Всевозможными бедствиями грозил пилигримам путь через Аравийскую пустыню. Испепеляющий зной, когда воздух так горяч, что кажется, «будто раскаленные иголки пляшут над землей» (поэт Имруулькайс), недостаток воды, песчаные бури, внезапно и яростно вздувающиеся дождевые потоки, неожиданные нападения кочевников-бедуинов и фанатичных карматов,[168] этих «корсаров пустыни», безжалостно обиравших «святош», – вот опасности, подстерегавшие правоверных. В 929 г. карматы сумели разграбить Мекку и похитить «черный камень», вернув его только через 20 лет. За право проезда паломников Багдадский халифат выплачивал им крупные суммы золотом.
В 1012 г. бедуины спустили воду из придорожных водоемов, а в колодцы набросали горьких колючек. Так погибли от жажды или попали в плен 15 тыс. паломников. Когда через несколько лет освободили часть пленников, пасших овец у бедуинов, «они вернулись домой, но имущество их было уже поделено, а жены их повыходили замуж» (Ибн ал Джаузи).[169] Едва ли половина из тех, кто отправлялся в путь, благополучно возвращалась; безвестные могилы остальных засыпали желтые пески пустыни. Умерших во время хаджа причисляли к мученикам за веру, а успешное возвращение паломников выливалось в радостное торжество. В Багдаде их принимал сам «повелитель правоверных», их воспевали придворные поэты в звучных строфах касыд – небольших поэм, говорящих об опасностях хаджа:
Для кого колышут паланкины верблюды,
для кого караван то плывет над миражем,
то погружается в него.
Для кого он пересекает широкие реки
и рвение гонит этих животных из Сирии и из Вавилонии?
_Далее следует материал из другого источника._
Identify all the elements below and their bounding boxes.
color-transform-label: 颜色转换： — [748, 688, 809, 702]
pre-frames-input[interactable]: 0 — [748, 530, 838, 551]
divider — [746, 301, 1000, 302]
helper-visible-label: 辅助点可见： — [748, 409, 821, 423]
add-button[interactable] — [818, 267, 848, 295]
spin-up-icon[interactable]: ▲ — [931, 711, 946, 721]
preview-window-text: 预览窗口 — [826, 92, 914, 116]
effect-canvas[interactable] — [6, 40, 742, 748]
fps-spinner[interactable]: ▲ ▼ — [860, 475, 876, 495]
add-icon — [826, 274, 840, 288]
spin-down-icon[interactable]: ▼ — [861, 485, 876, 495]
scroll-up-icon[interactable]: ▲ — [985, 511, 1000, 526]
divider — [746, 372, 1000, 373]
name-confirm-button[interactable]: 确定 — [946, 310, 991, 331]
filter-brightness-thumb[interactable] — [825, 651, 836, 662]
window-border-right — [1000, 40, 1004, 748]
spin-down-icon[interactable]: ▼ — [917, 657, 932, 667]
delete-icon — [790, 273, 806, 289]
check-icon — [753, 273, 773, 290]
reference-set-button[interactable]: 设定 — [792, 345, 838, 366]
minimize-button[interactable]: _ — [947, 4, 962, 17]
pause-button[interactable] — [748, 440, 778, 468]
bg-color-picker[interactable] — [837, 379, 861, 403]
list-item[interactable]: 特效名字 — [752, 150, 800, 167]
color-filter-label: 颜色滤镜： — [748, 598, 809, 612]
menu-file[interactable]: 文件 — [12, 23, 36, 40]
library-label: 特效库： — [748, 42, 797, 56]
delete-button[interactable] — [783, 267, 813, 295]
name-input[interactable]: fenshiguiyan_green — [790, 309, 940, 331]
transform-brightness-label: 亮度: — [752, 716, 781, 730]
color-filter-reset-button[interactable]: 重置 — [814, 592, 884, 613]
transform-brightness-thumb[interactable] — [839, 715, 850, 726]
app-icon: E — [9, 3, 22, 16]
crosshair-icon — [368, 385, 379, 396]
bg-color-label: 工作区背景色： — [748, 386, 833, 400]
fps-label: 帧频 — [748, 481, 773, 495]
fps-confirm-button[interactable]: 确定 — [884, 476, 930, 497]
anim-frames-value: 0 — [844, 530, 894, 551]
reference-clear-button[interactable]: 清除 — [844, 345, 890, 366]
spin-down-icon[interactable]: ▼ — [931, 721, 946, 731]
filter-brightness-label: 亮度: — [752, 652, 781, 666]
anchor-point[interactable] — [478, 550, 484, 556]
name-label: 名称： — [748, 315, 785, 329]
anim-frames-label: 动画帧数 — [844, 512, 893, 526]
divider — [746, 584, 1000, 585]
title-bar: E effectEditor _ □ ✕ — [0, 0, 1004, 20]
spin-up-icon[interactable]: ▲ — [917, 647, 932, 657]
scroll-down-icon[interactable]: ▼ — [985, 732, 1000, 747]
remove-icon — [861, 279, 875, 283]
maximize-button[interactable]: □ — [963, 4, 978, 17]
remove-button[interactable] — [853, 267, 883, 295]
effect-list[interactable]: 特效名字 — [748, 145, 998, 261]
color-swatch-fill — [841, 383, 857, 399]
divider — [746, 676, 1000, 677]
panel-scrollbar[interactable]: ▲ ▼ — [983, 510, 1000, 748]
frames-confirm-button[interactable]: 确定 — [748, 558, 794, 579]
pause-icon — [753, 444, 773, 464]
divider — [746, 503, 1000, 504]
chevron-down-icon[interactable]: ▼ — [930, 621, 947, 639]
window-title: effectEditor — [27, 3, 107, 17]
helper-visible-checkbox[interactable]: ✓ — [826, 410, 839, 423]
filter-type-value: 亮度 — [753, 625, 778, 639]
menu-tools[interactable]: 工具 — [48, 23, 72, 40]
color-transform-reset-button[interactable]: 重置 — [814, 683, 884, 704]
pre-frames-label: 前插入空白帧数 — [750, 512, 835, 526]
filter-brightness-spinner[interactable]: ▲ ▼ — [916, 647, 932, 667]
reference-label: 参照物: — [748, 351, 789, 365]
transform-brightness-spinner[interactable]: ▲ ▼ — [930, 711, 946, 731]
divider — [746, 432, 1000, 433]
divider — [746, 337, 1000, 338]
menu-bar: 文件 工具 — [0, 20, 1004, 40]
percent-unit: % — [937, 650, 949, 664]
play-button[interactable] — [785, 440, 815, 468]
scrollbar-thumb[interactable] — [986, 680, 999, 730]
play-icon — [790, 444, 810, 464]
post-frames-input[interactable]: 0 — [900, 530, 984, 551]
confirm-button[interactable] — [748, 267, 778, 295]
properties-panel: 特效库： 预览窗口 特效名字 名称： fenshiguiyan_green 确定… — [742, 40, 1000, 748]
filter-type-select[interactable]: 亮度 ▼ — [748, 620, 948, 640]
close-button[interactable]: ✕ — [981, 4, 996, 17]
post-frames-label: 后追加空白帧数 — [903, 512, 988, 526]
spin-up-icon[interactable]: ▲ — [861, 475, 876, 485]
Как много отстало узников, которых не освободят из их темницы,
и не один был заблудившийся,
который никогда не придет к цели.
Кого день бросал туда и сюда!
Он замолчал, обильней слезы заструились, и поник он головой!
[170]Шириф ар-Ради
Из-за трудностей хаджа халифы Багдада отправляли паломников караванами в десятки тысяч человек. Выступали заблаговременно, чтобы поспеть на ежегодные мекканские празднества в двенадцатом месяце лунного календаря – зуль-хиджже. Из Багдада караваны шли через Куфу, Неджеф и Кадисию – большой город среди пальмовых рощ. Углубившись в необозримые просторы Аравийской пустыни, следовали плоскогорьем Неджд к горной цепи Хиджаз, высившейся над Красным морем. У подножия этих гор лежал «святой город» Медина, где поклонялись могиле «посланника Аллаха» – Мухаммеда.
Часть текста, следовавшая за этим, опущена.